CARRIE directed by Brian DePalma

Chris: Based on King's first published novel, and also the first movie taken from his work, Carrie is a memorable ride thanks mostly to the lead performance of Sissy Spacek, the prom night finale that effectively uses split-screen chaos, and Brian DePalma's spot-on direction. There's also Piper Laurie's over-the-top peformance as Carrie's religious mother and one Hell of a shock ending to consider. It may have been the start of (too) many King related movies but it's also still one of the best all these years later.

Josh: This was the first time that a King story was brought to the screen and is what brought the author into the mainstream. As with many of his other tales, this one is built around a disturbed main character who is as sympathetic as she is frightening. You feel for the title character even as she begins to destroy those who have wronged her (similar to Lucky McKee's May). This is another case of matching a great director to a great story and getting a horror movie that stands the test of time.
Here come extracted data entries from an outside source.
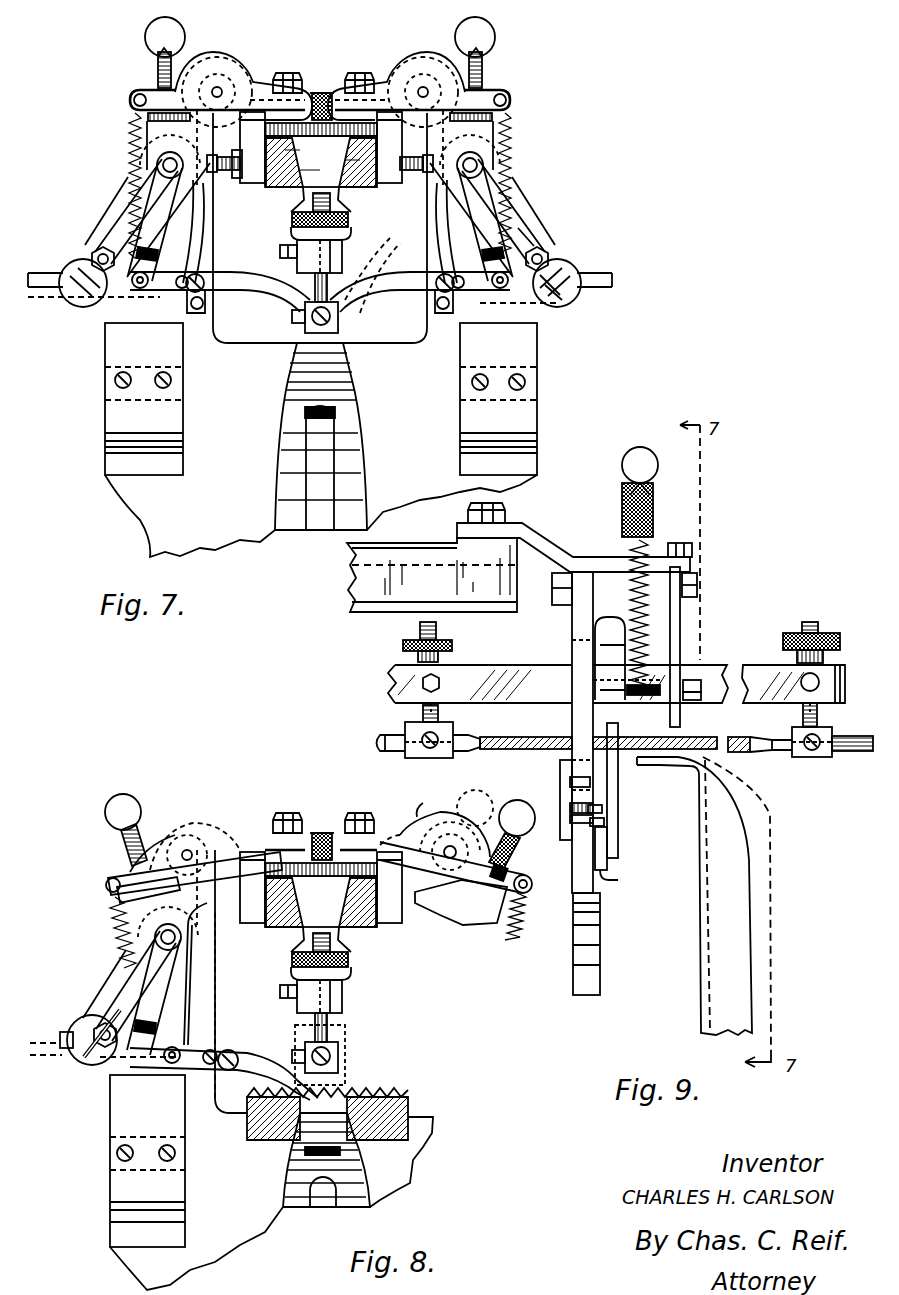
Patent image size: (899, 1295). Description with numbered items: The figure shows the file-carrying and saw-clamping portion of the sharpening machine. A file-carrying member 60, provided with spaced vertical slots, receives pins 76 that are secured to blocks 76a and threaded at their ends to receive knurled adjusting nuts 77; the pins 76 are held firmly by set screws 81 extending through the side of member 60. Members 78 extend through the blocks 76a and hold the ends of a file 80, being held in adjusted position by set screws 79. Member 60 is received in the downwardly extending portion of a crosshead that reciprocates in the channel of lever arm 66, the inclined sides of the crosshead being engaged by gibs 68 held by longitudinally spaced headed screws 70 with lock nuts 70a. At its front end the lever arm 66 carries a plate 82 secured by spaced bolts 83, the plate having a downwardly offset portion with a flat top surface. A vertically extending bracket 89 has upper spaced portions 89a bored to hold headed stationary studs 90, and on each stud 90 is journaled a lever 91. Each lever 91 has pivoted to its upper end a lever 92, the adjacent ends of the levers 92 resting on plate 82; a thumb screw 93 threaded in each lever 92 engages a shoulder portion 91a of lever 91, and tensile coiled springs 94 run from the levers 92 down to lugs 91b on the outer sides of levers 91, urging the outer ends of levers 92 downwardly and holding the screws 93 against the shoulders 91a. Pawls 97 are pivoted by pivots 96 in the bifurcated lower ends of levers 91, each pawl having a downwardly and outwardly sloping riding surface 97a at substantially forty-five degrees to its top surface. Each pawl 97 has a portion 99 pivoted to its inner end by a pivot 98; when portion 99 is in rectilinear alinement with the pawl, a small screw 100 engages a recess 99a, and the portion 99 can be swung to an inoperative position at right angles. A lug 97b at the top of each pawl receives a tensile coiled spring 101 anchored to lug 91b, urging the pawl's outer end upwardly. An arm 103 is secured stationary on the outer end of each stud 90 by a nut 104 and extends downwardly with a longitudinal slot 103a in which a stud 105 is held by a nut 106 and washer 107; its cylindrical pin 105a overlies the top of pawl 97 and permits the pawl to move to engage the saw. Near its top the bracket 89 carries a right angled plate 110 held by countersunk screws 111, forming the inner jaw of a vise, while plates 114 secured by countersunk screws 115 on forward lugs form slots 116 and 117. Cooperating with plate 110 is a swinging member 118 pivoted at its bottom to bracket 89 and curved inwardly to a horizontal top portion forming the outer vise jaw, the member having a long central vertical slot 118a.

In FIG. 7, the file-carrying member 60 is at (342, 255).
In FIG. 9, the file-carrying member 60 is at (500, 665).
In FIG. 8, the file-carrying member 60 is at (339, 996).
In FIG. 9, the lever arm 66 is at (416, 548).
In FIG. 7, the gibs 68 is at (285, 186).
In FIG. 8, the gibs 68 is at (334, 904).
In FIG. 7, the headed screws 70 is at (217, 162).
In FIG. 7, the lock nuts 70a is at (247, 178).
In FIG. 7, the pins 76 is at (313, 193).
In FIG. 9, the pins 76 is at (438, 712).
In FIG. 8, the pins 76 is at (321, 921).
In FIG. 7, the blocks 76a is at (338, 318).
In FIG. 9, the blocks 76a is at (408, 758).
In FIG. 8, the blocks 76a is at (344, 1055).
In FIG. 7, the knurled adjusting nuts 77 is at (350, 220).
In FIG. 9, the knurled adjusting nuts 77 is at (403, 645).
In FIG. 8, the knurled adjusting nuts 77 is at (345, 964).
In FIG. 9, the file-holding members 78 is at (378, 738).
In FIG. 7, the set screws 79 is at (292, 316).
In FIG. 9, the set screws 79 is at (430, 750).
In FIG. 8, the set screws 79 is at (283, 1047).
In FIG. 7, the file 80 is at (327, 300).
In FIG. 9, the file 80 is at (525, 737).
In FIG. 8, the file 80 is at (349, 1040).
In FIG. 7, the set screws 81 is at (281, 250).
In FIG. 9, the set screws 81 is at (440, 684).
In FIG. 8, the set screws 81 is at (270, 987).
In FIG. 7, the plate 82 is at (322, 118).
In FIG. 9, the plate 82 is at (692, 552).
In FIG. 8, the plate 82 is at (321, 832).
In FIG. 7, the bolts 83 is at (358, 73).
In FIG. 9, the bolts 83 is at (505, 512).
In FIG. 8, the bolts 83 is at (323, 808).
In FIG. 9, the vertically extending bracket 89 is at (600, 928).
In FIG. 7, the upper spaced portions 89a is at (418, 240).
In FIG. 9, the upper spaced portions 89a is at (572, 634).
In FIG. 8, the upper spaced portions 89a is at (207, 963).
In FIG. 7, the headed stationary studs 90 is at (168, 178).
In FIG. 9, the headed stationary studs 90 is at (552, 588).
In FIG. 8, the headed stationary studs 90 is at (165, 950).
In FIG. 7, the levers 91 is at (145, 132).
In FIG. 8, the levers 91 is at (460, 920).
In FIG. 7, the shoulder portion 91a is at (134, 103).
In FIG. 9, the shoulder portion 91a is at (628, 546).
In FIG. 7, the lugs 91b is at (126, 178).
In FIG. 9, the lugs 91b is at (610, 658).
In FIG. 7, the levers 92 is at (226, 60).
In FIG. 8, the levers 92 is at (192, 823).
In FIG. 7, the thumb screw 93 is at (152, 44).
In FIG. 9, the thumb screw 93 is at (624, 476).
In FIG. 8, the thumb screw 93 is at (108, 824).
In FIG. 7, the tensile coiled springs 94 is at (130, 125).
In FIG. 9, the tensile coiled springs 94 is at (650, 548).
In FIG. 8, the tensile coiled springs 94 is at (118, 908).
In FIG. 7, the pivots 96 is at (140, 288).
In FIG. 8, the pivots 96 is at (170, 1063).
In FIG. 7, the pawls 97 is at (42, 273).
In FIG. 9, the pawls 97 is at (648, 755).
In FIG. 8, the pawls 97 is at (40, 1043).
In FIG. 7, the bar ring 97a is at (83, 262).
In FIG. 7, the lug 97b is at (530, 230).
In FIG. 7, the pivot 98 is at (200, 272).
In FIG. 8, the pivot 98 is at (235, 1047).
In FIG. 7, the pawl portion 99 is at (238, 285).
In FIG. 8, the pawl portion 99 is at (250, 1068).
In FIG. 7, the recess 99a is at (450, 296).
In FIG. 7, the small screw 100 is at (184, 292).
In FIG. 7, the tensile coiled spring 101 is at (168, 250).
In FIG. 9, the tensile coiled spring 101 is at (632, 660).
In FIG. 7, the arm 103 is at (118, 215).
In FIG. 9, the arm 103 is at (680, 625).
In FIG. 8, the arm 103 is at (118, 1003).
In FIG. 7, the slot 103a is at (560, 285).
In FIG. 8, the slot 103a is at (110, 1000).
In FIG. 7, the nut 104 is at (178, 228).
In FIG. 9, the nut 104 is at (697, 578).
In FIG. 7, the stud 105 is at (545, 297).
In FIG. 9, the stud 105 is at (700, 683).
In FIG. 9, the cylindrical pin 105a is at (593, 682).
In FIG. 7, the nut 106 is at (100, 248).
In FIG. 9, the nut 106 is at (698, 692).
In FIG. 8, the nut 106 is at (96, 1028).
In FIG. 9, the washer 107 is at (693, 700).
In FIG. 9, the right angled bracket or plate 110 is at (560, 768).
In FIG. 9, the countersunk screws 111 is at (570, 815).
In FIG. 7, the plates 114 is at (183, 413).
In FIG. 9, the plates 114 is at (607, 835).
In FIG. 8, the plates 114 is at (185, 1175).
In FIG. 7, the countersunk screws 115 is at (160, 372).
In FIG. 9, the countersunk screws 115 is at (604, 810).
In FIG. 8, the countersunk screws 115 is at (175, 1153).
In FIG. 9, the slot 116 is at (612, 868).
In FIG. 9, the slot 117 is at (618, 772).
In FIG. 7, the swinging member 118 is at (282, 445).
In FIG. 9, the swinging member 118 is at (737, 888).
In FIG. 8, the swinging member 118 is at (295, 1212).
In FIG. 7, the central vertical slot 118a is at (323, 447).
This also provides us with the iconic image of Carrie at her prom covered in pig's blood and the shock ending that still scares me even when I know it's coming.
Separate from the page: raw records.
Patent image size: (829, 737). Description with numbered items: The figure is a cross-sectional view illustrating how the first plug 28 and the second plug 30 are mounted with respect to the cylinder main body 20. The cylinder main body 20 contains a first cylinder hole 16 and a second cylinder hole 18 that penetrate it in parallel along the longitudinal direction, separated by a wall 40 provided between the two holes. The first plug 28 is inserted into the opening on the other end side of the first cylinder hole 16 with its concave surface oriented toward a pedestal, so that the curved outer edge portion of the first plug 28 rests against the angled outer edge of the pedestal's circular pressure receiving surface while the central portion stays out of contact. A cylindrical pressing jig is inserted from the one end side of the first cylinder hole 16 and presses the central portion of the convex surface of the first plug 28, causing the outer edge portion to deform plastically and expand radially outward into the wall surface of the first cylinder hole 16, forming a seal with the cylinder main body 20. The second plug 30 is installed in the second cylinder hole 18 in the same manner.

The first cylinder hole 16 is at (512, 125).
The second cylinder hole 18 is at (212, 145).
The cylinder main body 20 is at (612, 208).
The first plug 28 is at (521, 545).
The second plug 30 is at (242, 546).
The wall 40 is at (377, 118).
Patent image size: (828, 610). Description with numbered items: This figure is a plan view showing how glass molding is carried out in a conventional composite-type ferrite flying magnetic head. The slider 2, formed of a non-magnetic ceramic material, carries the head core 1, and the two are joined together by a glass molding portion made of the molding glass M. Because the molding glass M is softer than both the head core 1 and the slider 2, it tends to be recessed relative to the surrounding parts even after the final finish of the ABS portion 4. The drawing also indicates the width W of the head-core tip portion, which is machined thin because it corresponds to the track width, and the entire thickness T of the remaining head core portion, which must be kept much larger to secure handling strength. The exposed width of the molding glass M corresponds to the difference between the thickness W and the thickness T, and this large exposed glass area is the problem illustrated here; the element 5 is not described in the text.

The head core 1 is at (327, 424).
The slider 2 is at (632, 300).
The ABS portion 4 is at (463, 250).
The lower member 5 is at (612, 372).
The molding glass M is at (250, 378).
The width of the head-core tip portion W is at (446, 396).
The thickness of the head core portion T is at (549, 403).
CHRISTINE directed by John Carpenter

Chris: For horror fans the pairing of King and auteur John Carpenter (Halloween) was like a wet dream come true. Luckily, for us, the final result turned out as well as it did. Unlike a lot of directors who tackle King's written work, Carpenter really seemed to understand the 1983 novel this was based on and gave his lead character, Arnie (Keith Gordon) just the right balance, making you feel sorry for him at first and spiteful of him later once the influence of the title 1958 Fury has seeped into him. Carpenter also understood to play Christine's attack scenes seriously, which worked extremely well and kept them from becoming unintentionally funny.
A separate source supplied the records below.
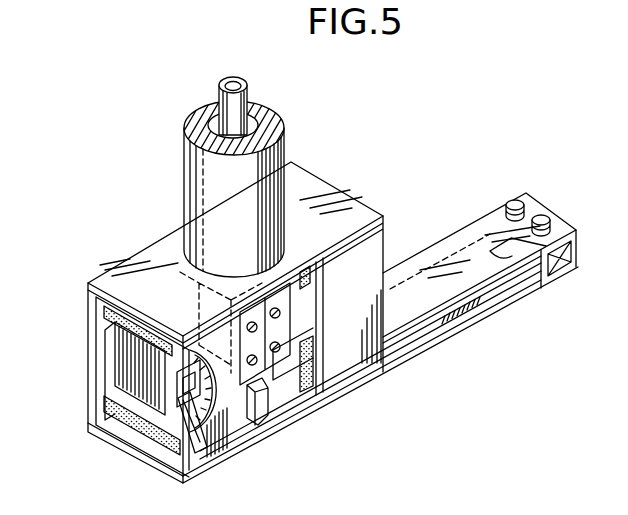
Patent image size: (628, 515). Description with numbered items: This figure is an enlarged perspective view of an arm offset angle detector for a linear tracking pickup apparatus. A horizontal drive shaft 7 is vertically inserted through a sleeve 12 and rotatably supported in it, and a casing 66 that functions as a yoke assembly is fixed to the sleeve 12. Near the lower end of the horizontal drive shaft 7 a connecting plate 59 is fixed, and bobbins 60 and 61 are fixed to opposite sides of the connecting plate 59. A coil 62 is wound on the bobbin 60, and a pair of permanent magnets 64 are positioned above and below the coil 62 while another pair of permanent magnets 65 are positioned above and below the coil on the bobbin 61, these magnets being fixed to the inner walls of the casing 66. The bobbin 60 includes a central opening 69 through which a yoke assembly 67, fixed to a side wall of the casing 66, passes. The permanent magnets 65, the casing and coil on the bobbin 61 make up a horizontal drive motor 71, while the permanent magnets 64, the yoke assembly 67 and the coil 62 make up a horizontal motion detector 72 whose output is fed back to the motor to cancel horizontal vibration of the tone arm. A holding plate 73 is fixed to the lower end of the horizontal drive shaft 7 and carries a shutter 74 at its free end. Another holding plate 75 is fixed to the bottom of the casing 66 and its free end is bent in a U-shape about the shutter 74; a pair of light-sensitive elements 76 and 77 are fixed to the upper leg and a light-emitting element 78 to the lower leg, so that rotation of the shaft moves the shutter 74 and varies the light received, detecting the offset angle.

The horizontal drive shaft 7 is at (234, 110).
The sleeve 12 is at (208, 197).
The connecting plate 59 is at (178, 258).
The bobbin 60 is at (133, 437).
The bobbin 61 is at (291, 312).
The coil 62 is at (132, 367).
The permanent magnets 64 is at (117, 317).
The permanent magnets 65 is at (303, 272).
The casing 66 is at (302, 178).
The yoke assembly 67 is at (218, 433).
The central opening 69 is at (185, 437).
The horizontal drive motor 71 is at (84, 436).
The horizontal motion detector 72 is at (166, 126).
The holding plate 73 is at (437, 317).
The shutter 74 is at (507, 240).
The holding plate 75 is at (447, 242).
The light-sensitive element 76 is at (517, 202).
The light-sensitive element 77 is at (545, 216).
The light-emitting element 78 is at (578, 263).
Josh: John Carpenter tackled King at the peak of his career right after The Thing and has forever associated George Thorogood's "Bad to the Bone" with a possessed Plymouth Fury. Keith Gordon is convincing as a nerdy teenager who falls under the spell of the evil car and an unholy relationship between man and machine is born. The tale is complemented with an impressive cast of young stars including future "Baywatch" babe Alexandra Paul and future director John Stockwell. It's all about the car in this film and Carpenter plays what could have been a dumb idea straight with great results.

MAXIMUM OVERDRIVE directed by Stephen King

Chris: Touted as the filmmaking debut for the author, Maximum Overdrive proved to be the only time he stepped behind the camera and it's really not hard to see why. Let me explain my stance here. This is not a very good movie. There are better ones out there. The real reason it's even on this list is simply because this is probably the guiltiest pleasure of every King movie made. It's hard to deny the entertainment value of a movie sporting an AC/DC soundtrack, a killer eighteen-wheeler with Spider-Man's "The Green Goblin" face on the grille, and multiple scenes of machines taking vengeance on human beings (including, the morbidly pleasing moment, when a kid is run-over by a steamroller). This kept me transfixed back in 1986 when I first saw it on pay TV and I still pop it in from time-to-time when I want a cheap chuckle.

Josh: The notion of machines turning against man is one that I find fascinating and this is King's take on it. Although this time the great idea ends up being a little bit dumb, you can't take away that this flick is fun to watch. Where else are going going to see a kid run over by a steamroller or a guy killed by a pop machine? Add in Emilio Estevez and a truck with a huge goblin face on its grille and you have one of the many guilty pleasures of the 80's. It's interesting that this is King's sole directorial effort and it is one of the few cases where a King adaptation missed the mark in what makes King such a great writer - the characters.